There are a few good solutions.
You could meditate and try to shut out the distractions and slow down the pace things are going and whether you use eastern meditation practices or those of the western Christian traditions is up to you.
It would be good for all of us if we learned how to slow down and how to eliminate the hustle and bustle from our lives, even for a few minutes a day.
Reducing noise in our lives, and especially here slowing down that inner noise caused by all those small little things and worries, is a good thing for both out mental and physical health.
Those are solutions that do no require any physical actions such as moving to the countryside if you happen to live in a town or city, and also do not just target the noise that we are bombarded with from the outside, but there are also other methods to cut down the latter.
In the field of noise abatement some good solutions already exist. For instance, we don’t need to relocate everyone living in the flight path of a big-city airport. Some well-placed sound insulation material in the construction of new homes, or in the retrofitting of old ones, could do the trick. The thing is, it’s easier for practical answers to surface when, first of all, we start listening to our inner self, and second of all, heed the inspiration that comes our way. While the inspiration from the gods, from divine truth, is purely spiritual, it appears on the human scene in ways that are both practical and tangible.

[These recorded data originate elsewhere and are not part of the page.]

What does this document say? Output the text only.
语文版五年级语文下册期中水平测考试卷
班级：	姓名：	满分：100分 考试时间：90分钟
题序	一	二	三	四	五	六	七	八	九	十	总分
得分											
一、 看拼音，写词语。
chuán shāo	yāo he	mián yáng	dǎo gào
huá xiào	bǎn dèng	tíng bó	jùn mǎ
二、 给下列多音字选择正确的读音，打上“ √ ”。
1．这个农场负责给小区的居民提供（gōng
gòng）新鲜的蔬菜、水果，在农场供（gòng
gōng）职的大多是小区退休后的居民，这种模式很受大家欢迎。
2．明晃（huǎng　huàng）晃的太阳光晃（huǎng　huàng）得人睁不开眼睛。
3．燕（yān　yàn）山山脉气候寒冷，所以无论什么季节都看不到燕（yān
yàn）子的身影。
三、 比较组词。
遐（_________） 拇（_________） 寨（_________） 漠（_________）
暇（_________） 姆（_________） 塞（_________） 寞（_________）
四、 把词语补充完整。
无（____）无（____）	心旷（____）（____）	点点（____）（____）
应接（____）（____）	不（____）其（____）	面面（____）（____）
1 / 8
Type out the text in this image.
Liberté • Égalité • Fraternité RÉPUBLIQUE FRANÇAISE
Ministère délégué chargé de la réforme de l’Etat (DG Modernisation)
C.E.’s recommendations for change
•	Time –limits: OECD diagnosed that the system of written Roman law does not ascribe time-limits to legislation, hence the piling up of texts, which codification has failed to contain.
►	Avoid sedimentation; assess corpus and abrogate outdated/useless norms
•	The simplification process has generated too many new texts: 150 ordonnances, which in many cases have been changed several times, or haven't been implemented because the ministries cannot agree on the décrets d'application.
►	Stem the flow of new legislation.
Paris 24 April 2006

Getting to those practical answers tends to go more smoothly as we employ spiritual discernment, especially the kind employed by masters in the field, and there are masters in this field in all faiths. This more often than not equips us to sort out which ideas and approaches to keep, and which ones to set aside. Discernment is also needed for many other things such as what to believe of stories in papers or on the Internet and which not. If it appears to far fetched check and check again before you start worrying about this or that unduly.
Try to be still in meditation and then take matters from there.